Terry Potoczny  08 07 2004



Erie Canal Lock 33. Time & Photos Donated by Terry Potoczny. Terry and his team of volunteers have spent countless hours cleaning out the old lock.

Under Restoration. Lock 33. Once filled with water and the floating cargoes that made the Erie Canal commercially successful, in November 1999 these double locks instead held tons of garbage including 125 tires, one snowmobile, a motorcycle, assorted bicycle parts, refrigerators, kitchen stoves, and a television. Like other segments of the Erie Canal across the state, these locks are being rescued and restored by local preservation groups, businesses, and governments. Connected by paths and trails, they serve as links to the past and recreational respite for the present.

History of the Lock by Tom Grasso

The lock was built as a double Enlarged Erie in the late 1830's-say 1838 -1840. It was definitely opened for navigation and brought into use at the opening of navigation in 1840. Therefore it had to be built in the few preceding years. Since Clinton's Ditch ran on a diagonal South of the lock they could work on this lock "in the dry" without concern about traffic and navigation on the old canal. My guess is that the lock probably took only a year or two to build that is why I say 1838-1840. Perhaps construction started earlier (my hunch is not) but I can't verify that at this time. If construction did start earlier it could have begun NO earlier than 1836 as that is when construction of the Enlarged Erie began.

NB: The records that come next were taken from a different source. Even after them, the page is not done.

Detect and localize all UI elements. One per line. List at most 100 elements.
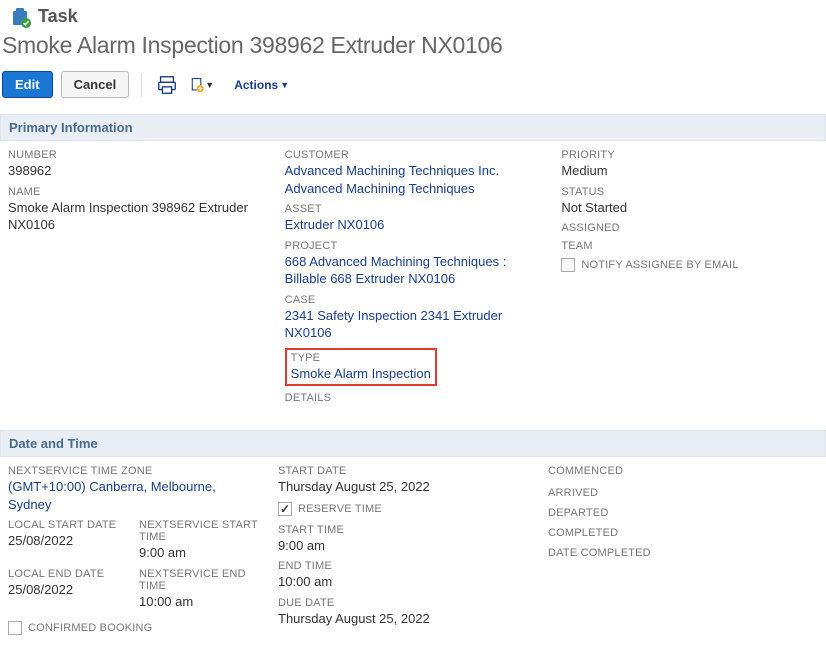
- link-timezone[interactable]: (GMT+10:00) Canberra, Melbourne, Sydney: [8, 479, 216, 512]
- chevron-down-icon: ▼: [280, 80, 289, 90]
- checkbox-confirmed-booking[interactable]: [8, 621, 22, 635]
- field-asset: ASSET Extruder NX0106: [285, 203, 542, 234]
- value-start-time: 9:00 am: [278, 537, 528, 555]
- label-team: TEAM: [561, 240, 818, 252]
- field-timezone: NEXTSERVICE TIME ZONE (GMT+10:00) Canber…: [8, 465, 258, 513]
- label-project: PROJECT: [285, 240, 542, 252]
- highlight-type-field: TYPE Smoke Alarm Inspection: [285, 348, 437, 387]
- field-reserve-time: RESERVE TIME: [278, 502, 528, 516]
- value-end-time: 10:00 am: [278, 573, 528, 591]
- field-customer: CUSTOMER Advanced Machining Techniques I…: [285, 149, 542, 197]
- field-ns-start-time: NEXTSERVICE START TIME 9:00 am: [139, 519, 258, 562]
- datetime-col-2: START DATE Thursday August 25, 2022 RESE…: [278, 465, 548, 634]
- field-type: TYPE Smoke Alarm Inspection: [291, 352, 431, 383]
- primary-col-1: NUMBER 398962 NAME Smoke Alarm Inspectio…: [8, 149, 285, 410]
- primary-info-section: NUMBER 398962 NAME Smoke Alarm Inspectio…: [0, 141, 826, 424]
- label-departed: DEPARTED: [548, 507, 818, 519]
- field-team: TEAM: [561, 240, 818, 252]
- add-page-icon[interactable]: ▼: [188, 72, 214, 98]
- value-priority: Medium: [561, 162, 818, 180]
- label-start-time: START TIME: [278, 524, 528, 536]
- label-local-start-date: LOCAL START DATE: [8, 519, 127, 531]
- label-timezone: NEXTSERVICE TIME ZONE: [8, 465, 258, 477]
- field-priority: PRIORITY Medium: [561, 149, 818, 180]
- label-ns-end-time: NEXTSERVICE END TIME: [139, 568, 258, 592]
- label-type: TYPE: [291, 352, 431, 364]
- field-local-end-date: LOCAL END DATE 25/08/2022: [8, 568, 127, 611]
- label-reserve-time: RESERVE TIME: [298, 503, 382, 515]
- link-project[interactable]: 668 Advanced Machining Techniques : Bill…: [285, 254, 507, 287]
- actions-menu[interactable]: Actions ▼: [234, 78, 289, 92]
- label-end-time: END TIME: [278, 560, 528, 572]
- value-local-start-date: 25/08/2022: [8, 532, 127, 550]
- primary-col-3: PRIORITY Medium STATUS Not Started ASSIG…: [561, 149, 818, 410]
- page-title: Smoke Alarm Inspection 398962 Extruder N…: [0, 28, 826, 71]
- field-project: PROJECT 668 Advanced Machining Technique…: [285, 240, 542, 288]
- field-details: DETAILS: [285, 392, 542, 404]
- field-arrived: ARRIVED: [548, 487, 818, 499]
- value-ns-end-time: 10:00 am: [139, 593, 258, 611]
- value-ns-start-time: 9:00 am: [139, 544, 258, 562]
- label-date-completed: DATE COMPLETED: [548, 547, 818, 559]
- edit-button[interactable]: Edit: [2, 71, 53, 98]
- field-local-start-date: LOCAL START DATE 25/08/2022: [8, 519, 127, 562]
- value-due-date: Thursday August 25, 2022: [278, 610, 528, 628]
- task-icon: [8, 4, 32, 28]
- section-header-primary: Primary Information: [0, 114, 826, 141]
- label-arrived: ARRIVED: [548, 487, 818, 499]
- field-commenced: COMMENCED: [548, 465, 818, 477]
- link-customer[interactable]: Advanced Machining Techniques Inc. Advan…: [285, 163, 499, 196]
- value-name: Smoke Alarm Inspection 398962 Extruder N…: [8, 199, 265, 234]
- value-number: 398962: [8, 162, 265, 180]
- label-notify-assignee: NOTIFY ASSIGNEE BY EMAIL: [581, 259, 738, 271]
- datetime-col-1: NEXTSERVICE TIME ZONE (GMT+10:00) Canber…: [8, 465, 278, 634]
- checkbox-notify-assignee[interactable]: [561, 258, 575, 272]
- link-asset[interactable]: Extruder NX0106: [285, 217, 385, 232]
- link-case[interactable]: 2341 Safety Inspection 2341 Extruder NX0…: [285, 308, 503, 341]
- label-local-end-date: LOCAL END DATE: [8, 568, 127, 580]
- field-ns-end-time: NEXTSERVICE END TIME 10:00 am: [139, 568, 258, 611]
- label-status: STATUS: [561, 186, 818, 198]
- label-confirmed-booking: CONFIRMED BOOKING: [28, 622, 152, 634]
- field-case: CASE 2341 Safety Inspection 2341 Extrude…: [285, 294, 542, 342]
- label-ns-start-time: NEXTSERVICE START TIME: [139, 519, 258, 543]
- label-details: DETAILS: [285, 392, 542, 404]
- label-assigned: ASSIGNED: [561, 222, 818, 234]
- field-assigned: ASSIGNED: [561, 222, 818, 234]
- chevron-down-icon: ▼: [205, 80, 214, 90]
- toolbar-divider: [141, 73, 142, 97]
- field-notify-assignee: NOTIFY ASSIGNEE BY EMAIL: [561, 258, 818, 272]
- datetime-section: NEXTSERVICE TIME ZONE (GMT+10:00) Canber…: [0, 457, 826, 648]
- label-due-date: DUE DATE: [278, 597, 528, 609]
- label-asset: ASSET: [285, 203, 542, 215]
- actions-label: Actions: [234, 78, 278, 92]
- label-priority: PRIORITY: [561, 149, 818, 161]
- label-completed: COMPLETED: [548, 527, 818, 539]
- field-completed: COMPLETED: [548, 527, 818, 539]
- field-number: NUMBER 398962: [8, 149, 265, 180]
- field-departed: DEPARTED: [548, 507, 818, 519]
- label-customer: CUSTOMER: [285, 149, 542, 161]
- field-end-time: END TIME 10:00 am: [278, 560, 528, 591]
- value-status: Not Started: [561, 199, 818, 217]
- field-start-time: START TIME 9:00 am: [278, 524, 528, 555]
- section-header-datetime: Date and Time: [0, 430, 826, 457]
- checkbox-reserve-time[interactable]: [278, 502, 292, 516]
- print-icon[interactable]: [154, 72, 180, 98]
- link-type[interactable]: Smoke Alarm Inspection: [291, 366, 431, 381]
- label-start-date: START DATE: [278, 465, 528, 477]
- datetime-col-3: COMMENCED ARRIVED DEPARTED COMPLETED DAT…: [548, 465, 818, 634]
- label-case: CASE: [285, 294, 542, 306]
- page-type-label: Task: [38, 6, 78, 27]
- field-name: NAME Smoke Alarm Inspection 398962 Extru…: [8, 186, 265, 234]
- primary-col-2: CUSTOMER Advanced Machining Techniques I…: [285, 149, 562, 410]
- value-local-end-date: 25/08/2022: [8, 581, 127, 599]
- field-date-completed: DATE COMPLETED: [548, 547, 818, 559]
- field-status: STATUS Not Started: [561, 186, 818, 217]
- field-confirmed-booking: CONFIRMED BOOKING: [8, 621, 258, 635]
- cancel-button[interactable]: Cancel: [61, 71, 130, 98]
- label-number: NUMBER: [8, 149, 265, 161]
- label-name: NAME: [8, 186, 265, 198]
- value-start-date: Thursday August 25, 2022: [278, 478, 528, 496]
- label-commenced: COMMENCED: [548, 465, 818, 477]
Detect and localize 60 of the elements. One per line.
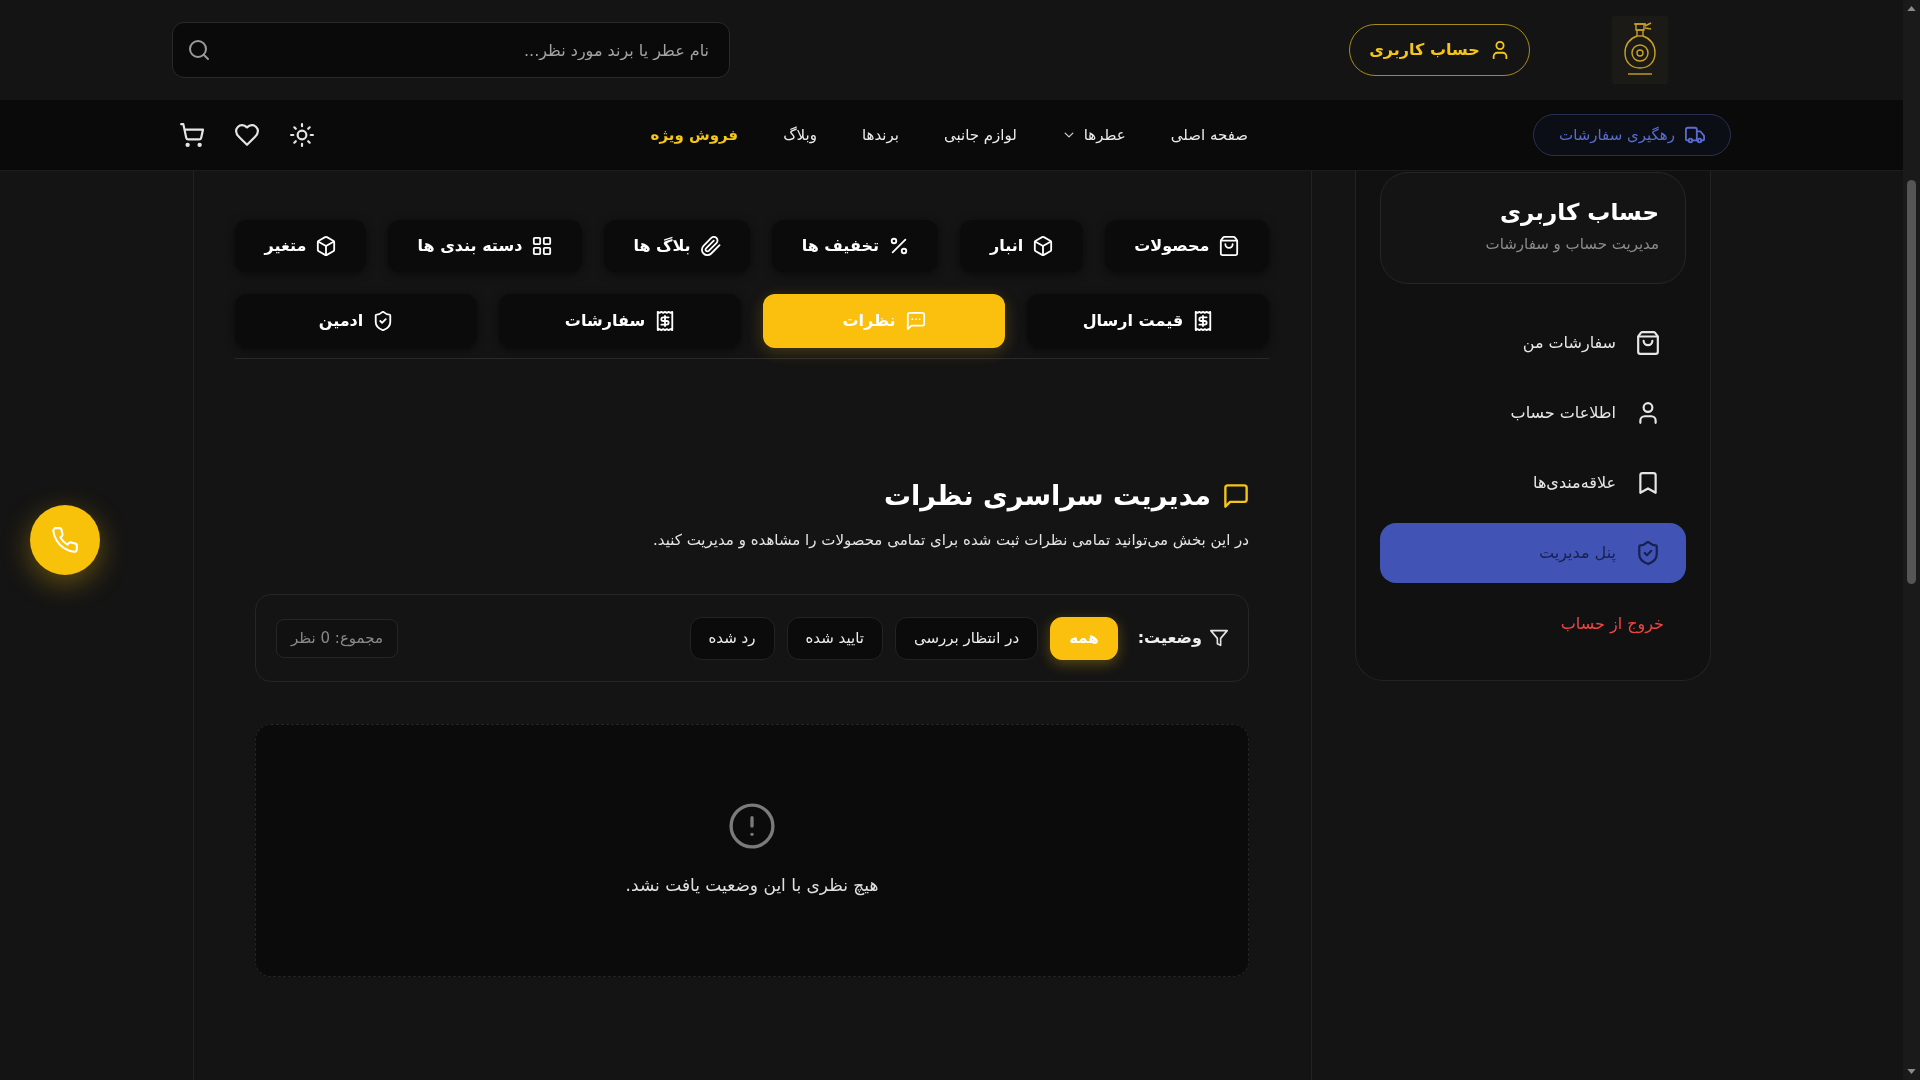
chat-bubble-icon bbox=[905, 311, 926, 331]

It was lengthened during the Winter-Spring of 1887-1888. The contract was awarded to Soule and Raynor of Syracuse who also lengthened Lock 32 at Fort Plain. Their bid was $24,620.50 for Lock 33 and $24,111.50 for Lock 32.

It was lengthened at the head of the berm side instead of the foot probably because Lock 33 is located at the end of a curve and lengthening it at the foot would make the lower end of the lock stick out into the curve taking away from the arc of the bend rendering it sharper and for double headers this could be a big problem. Here again that is my interpretation as I have not found that in writing as of this message. There must have been a good reason for lengthening at the head because it is more difficult and expensive to lengthen at the head than the foot because of the greater excavation required into the upstream canal bed as opposed to the downstream end where all that is required is excavation for footings. Compare bids for Locks 32 and 33.